Pendangkalan yang terjadi di Muaro Anai (Foto: IDN Times/Halbert Caniago)
Pada masa lalu, Muaro Anai menurut Eriadi, adalah tempat penjualan ikan yang cukup besar. Karena, kapal-kapal besar banyak yang bersandar di sana dan membongkar ikan hasil tangkapannya. Tetapi, masa itu telah berakhir. Belasan tahun berlalu, tidak ada lagi kapal besar yang masuk ke pelabuhan Muaro Anai karena pendangkalan yang terjadi sehingga menyulitkan para kapal-kapal besar untuk masuk.
Seiring berjalannya waktu, pasar ikan yang dulunya ramai, saat ini menjadi sepi karena semakin sedikitnya ikan yang dihasilkan nelayan yang ada di sekitar lokasi itu dan tidak danya kapal besar yang masuk.
"Pendangkalan ini seingat saya terjadi pada tahun 2010 lalu dan sampai saat ini semakin parah dan kami tidak mampu untuk melakukan pengerukan itu," katanya.
Pada masa itu, nelayan di sekitar Muaro Anai cukup bernapas lega karena bisa menghasilkan rupiah untuk menghidupi keluarga mereka. Tapi, saat ini para nelayan terpaksa harus puas dengan hasil tangkapan yang minim.
"Karena, kami hanya bisa menggunakan kapal kecil saja yang hanya bisa menjangkau paling jauh sekitar 2 kilometer ke tengah laut untuk menangkap ikan," tuturnya.
Dengan jangkauan jarak yang minim, tentunya para nelayan tersebut tidak mampu menangkap ikan berukuran besar seperti Tuna apalagi Kerapu yang memiliki harga yang cukup menjanjikan.
"Hanya ikan-ikan kecil yang bisa kami tangkap yang tentunya harganya tidak semahal Tuna dan ikan berukuran besar lainnya," lanjutnya.
Kesulitan lainnya tidak berhenti sampai di situ.

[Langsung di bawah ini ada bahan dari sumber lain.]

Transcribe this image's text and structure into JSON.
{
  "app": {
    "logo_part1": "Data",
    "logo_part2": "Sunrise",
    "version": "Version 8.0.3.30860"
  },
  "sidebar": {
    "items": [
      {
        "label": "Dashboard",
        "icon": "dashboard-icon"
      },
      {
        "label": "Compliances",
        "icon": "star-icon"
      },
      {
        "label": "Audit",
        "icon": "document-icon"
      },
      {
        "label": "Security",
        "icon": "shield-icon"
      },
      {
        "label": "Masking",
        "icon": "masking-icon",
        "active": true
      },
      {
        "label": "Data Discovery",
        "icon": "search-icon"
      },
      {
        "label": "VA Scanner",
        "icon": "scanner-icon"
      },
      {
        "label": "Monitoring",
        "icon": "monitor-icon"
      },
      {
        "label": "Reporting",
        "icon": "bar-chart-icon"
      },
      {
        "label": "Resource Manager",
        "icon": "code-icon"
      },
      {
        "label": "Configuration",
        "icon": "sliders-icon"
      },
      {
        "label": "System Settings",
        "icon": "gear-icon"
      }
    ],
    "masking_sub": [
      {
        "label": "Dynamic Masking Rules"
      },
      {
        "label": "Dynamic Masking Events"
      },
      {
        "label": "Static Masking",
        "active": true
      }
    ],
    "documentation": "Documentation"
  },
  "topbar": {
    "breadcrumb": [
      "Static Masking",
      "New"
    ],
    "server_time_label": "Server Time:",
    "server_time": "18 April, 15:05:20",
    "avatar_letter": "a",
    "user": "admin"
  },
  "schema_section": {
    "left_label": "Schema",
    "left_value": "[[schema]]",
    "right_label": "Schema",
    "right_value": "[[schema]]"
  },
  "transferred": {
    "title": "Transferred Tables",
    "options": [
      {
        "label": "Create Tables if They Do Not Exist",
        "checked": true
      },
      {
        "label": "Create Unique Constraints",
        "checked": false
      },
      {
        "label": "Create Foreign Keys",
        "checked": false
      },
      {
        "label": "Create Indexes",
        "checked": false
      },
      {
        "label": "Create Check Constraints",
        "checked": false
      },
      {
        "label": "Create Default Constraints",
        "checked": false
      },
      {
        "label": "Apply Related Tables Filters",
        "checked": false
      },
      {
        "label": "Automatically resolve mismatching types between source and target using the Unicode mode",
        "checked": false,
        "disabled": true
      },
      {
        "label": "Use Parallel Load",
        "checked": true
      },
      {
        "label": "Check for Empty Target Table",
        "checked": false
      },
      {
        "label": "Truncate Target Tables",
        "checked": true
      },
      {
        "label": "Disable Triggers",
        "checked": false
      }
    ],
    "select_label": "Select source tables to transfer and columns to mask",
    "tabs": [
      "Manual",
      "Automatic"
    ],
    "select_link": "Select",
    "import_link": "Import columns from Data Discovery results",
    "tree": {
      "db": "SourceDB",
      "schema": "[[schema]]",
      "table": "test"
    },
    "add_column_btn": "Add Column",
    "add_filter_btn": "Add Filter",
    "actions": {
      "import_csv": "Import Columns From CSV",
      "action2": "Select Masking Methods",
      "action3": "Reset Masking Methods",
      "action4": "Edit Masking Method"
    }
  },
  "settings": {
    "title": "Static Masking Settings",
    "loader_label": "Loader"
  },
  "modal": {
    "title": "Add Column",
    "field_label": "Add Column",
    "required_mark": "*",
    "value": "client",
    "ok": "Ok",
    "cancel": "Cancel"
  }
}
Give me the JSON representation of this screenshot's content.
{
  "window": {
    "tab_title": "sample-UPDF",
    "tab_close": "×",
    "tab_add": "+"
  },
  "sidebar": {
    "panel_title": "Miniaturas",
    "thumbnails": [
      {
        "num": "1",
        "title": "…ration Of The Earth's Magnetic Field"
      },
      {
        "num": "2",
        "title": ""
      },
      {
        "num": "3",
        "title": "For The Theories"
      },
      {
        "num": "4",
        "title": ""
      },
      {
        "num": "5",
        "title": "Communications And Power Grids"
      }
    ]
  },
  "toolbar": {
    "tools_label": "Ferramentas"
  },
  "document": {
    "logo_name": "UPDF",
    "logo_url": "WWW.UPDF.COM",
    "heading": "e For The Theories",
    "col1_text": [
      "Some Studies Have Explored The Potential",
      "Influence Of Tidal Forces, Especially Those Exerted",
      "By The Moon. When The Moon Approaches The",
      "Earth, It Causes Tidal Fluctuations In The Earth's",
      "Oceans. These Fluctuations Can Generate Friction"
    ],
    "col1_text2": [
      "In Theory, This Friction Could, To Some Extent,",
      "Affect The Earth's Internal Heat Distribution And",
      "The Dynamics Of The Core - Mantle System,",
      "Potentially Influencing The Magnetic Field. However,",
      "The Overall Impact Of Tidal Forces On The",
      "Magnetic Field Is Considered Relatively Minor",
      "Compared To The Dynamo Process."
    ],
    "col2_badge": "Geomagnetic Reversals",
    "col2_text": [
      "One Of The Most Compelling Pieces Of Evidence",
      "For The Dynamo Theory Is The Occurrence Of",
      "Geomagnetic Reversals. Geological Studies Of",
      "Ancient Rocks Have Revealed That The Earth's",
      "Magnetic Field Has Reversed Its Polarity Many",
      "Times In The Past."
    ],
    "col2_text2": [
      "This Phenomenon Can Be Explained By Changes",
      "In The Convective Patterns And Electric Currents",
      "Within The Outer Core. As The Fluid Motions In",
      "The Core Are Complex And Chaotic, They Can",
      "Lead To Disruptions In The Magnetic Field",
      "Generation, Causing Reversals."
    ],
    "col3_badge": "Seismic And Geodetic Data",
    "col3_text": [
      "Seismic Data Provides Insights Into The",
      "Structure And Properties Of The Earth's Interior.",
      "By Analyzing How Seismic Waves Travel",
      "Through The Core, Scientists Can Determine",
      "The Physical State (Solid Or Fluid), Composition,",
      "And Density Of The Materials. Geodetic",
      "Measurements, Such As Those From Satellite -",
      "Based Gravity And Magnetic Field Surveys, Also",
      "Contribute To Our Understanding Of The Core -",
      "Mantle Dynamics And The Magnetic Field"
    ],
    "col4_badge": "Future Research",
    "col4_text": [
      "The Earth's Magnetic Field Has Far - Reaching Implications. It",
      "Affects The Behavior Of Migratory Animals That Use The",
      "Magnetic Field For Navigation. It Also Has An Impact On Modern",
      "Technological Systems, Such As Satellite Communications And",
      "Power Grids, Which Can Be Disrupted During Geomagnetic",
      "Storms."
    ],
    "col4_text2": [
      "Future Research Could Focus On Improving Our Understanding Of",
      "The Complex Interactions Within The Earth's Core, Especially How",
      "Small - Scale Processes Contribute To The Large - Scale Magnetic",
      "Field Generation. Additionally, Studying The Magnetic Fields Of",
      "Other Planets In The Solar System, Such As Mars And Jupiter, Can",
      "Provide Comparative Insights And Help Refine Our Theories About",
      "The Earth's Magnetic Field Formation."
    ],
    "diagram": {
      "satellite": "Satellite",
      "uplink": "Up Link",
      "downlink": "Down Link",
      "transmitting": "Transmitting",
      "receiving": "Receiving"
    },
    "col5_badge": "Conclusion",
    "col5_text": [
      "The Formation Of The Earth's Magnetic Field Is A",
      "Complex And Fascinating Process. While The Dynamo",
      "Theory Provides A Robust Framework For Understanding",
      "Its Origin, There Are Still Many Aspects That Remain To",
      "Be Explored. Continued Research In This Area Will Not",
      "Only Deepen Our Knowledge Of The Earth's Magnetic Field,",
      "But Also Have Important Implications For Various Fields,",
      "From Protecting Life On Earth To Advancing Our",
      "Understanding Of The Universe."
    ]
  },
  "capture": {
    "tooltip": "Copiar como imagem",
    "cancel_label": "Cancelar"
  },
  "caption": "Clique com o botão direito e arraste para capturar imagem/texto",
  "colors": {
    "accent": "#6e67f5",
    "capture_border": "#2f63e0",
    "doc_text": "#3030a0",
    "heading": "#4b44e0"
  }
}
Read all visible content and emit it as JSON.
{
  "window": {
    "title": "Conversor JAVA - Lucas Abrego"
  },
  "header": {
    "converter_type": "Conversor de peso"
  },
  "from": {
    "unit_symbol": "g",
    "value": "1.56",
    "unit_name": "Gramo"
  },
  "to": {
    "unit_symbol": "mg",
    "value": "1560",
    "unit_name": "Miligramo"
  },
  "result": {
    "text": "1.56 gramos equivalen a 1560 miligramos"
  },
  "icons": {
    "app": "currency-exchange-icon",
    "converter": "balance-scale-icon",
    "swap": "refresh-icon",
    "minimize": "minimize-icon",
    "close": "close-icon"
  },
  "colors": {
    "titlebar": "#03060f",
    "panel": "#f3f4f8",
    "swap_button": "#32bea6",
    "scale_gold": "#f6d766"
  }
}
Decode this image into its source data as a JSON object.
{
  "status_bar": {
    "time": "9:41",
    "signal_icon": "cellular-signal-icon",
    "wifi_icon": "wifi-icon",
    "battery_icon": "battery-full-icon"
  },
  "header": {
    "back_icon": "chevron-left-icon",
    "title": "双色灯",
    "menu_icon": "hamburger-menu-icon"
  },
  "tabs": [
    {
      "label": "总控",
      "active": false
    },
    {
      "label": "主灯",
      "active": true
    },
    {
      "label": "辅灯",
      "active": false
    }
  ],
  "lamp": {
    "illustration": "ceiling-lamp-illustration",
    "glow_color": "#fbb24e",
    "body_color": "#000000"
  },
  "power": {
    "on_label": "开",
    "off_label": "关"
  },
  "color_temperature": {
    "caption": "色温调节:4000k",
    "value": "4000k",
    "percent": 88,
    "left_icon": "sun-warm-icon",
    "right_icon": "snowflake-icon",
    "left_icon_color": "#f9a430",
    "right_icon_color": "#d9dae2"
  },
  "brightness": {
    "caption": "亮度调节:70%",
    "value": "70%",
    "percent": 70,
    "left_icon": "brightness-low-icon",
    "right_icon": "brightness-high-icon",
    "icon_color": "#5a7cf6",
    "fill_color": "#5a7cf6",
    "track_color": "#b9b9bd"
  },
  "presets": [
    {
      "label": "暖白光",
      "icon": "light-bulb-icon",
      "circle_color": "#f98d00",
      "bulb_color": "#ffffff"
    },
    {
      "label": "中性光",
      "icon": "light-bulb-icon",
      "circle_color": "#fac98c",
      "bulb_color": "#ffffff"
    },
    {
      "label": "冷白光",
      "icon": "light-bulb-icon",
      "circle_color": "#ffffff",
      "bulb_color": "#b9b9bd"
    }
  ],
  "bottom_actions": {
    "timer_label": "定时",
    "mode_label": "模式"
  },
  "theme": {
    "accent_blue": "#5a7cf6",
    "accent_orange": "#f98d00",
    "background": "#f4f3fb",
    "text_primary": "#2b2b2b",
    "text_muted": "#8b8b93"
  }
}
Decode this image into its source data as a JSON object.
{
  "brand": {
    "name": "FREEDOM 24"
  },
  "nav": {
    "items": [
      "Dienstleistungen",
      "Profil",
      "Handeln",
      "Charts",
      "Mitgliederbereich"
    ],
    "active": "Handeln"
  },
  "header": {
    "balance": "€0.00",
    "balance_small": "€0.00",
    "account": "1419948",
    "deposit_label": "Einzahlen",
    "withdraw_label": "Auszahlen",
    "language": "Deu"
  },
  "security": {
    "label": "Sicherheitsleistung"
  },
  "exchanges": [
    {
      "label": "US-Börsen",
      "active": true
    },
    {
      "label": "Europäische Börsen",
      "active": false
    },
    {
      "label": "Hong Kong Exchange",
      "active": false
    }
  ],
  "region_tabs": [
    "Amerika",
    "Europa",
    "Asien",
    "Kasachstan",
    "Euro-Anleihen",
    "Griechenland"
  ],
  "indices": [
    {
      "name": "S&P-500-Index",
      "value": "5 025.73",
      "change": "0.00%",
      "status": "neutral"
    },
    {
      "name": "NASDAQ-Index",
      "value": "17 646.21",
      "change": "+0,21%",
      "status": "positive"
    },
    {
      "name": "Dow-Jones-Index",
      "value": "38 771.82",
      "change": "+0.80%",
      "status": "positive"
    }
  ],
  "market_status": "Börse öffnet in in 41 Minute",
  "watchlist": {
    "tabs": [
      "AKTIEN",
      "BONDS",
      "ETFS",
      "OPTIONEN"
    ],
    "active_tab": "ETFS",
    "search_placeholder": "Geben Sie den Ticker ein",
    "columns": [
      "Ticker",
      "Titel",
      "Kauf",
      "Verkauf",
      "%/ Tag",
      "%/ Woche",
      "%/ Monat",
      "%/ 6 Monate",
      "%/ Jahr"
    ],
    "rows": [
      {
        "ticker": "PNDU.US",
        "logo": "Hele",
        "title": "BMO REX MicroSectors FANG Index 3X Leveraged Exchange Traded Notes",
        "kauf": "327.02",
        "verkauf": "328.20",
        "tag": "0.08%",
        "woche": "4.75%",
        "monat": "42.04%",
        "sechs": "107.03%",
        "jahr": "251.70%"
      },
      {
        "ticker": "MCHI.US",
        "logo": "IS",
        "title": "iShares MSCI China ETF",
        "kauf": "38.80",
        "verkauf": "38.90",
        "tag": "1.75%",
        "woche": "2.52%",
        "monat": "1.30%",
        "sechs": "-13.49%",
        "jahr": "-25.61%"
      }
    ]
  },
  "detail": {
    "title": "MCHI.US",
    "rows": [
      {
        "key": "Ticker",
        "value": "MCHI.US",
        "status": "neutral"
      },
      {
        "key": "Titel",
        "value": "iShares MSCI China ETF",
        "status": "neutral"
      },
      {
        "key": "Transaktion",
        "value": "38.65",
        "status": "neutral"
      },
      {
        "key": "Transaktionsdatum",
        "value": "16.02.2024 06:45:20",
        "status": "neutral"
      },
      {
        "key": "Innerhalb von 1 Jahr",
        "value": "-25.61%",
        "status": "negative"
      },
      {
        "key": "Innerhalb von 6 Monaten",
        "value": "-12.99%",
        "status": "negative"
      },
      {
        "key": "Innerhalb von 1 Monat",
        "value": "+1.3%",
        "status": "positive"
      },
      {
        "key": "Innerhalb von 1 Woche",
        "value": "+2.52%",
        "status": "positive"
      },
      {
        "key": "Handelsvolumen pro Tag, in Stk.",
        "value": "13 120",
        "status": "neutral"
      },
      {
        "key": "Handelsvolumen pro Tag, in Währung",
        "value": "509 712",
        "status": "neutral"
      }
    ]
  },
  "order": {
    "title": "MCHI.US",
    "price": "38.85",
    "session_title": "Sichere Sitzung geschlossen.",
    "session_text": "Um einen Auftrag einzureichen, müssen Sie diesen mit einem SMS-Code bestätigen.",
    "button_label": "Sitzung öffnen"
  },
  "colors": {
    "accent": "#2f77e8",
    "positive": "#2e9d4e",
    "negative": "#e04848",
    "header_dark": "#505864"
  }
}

Sulitnya mendapatkan Bahan Bakar Minyak (BBM) juga menjadi batu sandungan bagi para nelayan yang ada di Muaro Anai. Karena, tidak adanya Sentra Pengisian Bahan Bakar Umum (SPU) khusus nelayan di lokasi tersebut.
"Kami terpaksa harus berebut mendapatkan BBM baik solar ataupun Pertalite dengan pengguna kendaraan lainnya yang kadang dapat dan kadang harus mencari ke SPBU yang lebih jauh," katanya.
Kesulitan lainnya yang dirasakan para nelayan di Muaro Anai saat ini kerusakan kapal yang kerap terjadi saat menangkap ikan dan sulit untuk melakukan perbaikan.
"Kalau adanya kerusakan kapal, biasanya kami akan melakukan perbaikan secara mandiri. Karena kalau ke bengkel kapal itu jauh dan harganya juga mahal," katanya.
Dengan dibangunnya Kampung Nelayan Merah Putih di Muaro Anai, Aciak berharap agar perekonomian nelayan nantinya akan bisa berkembang dan lokasi itu kembali menjadi sentra ikan yang dikunjungi oleh semua masyarakat.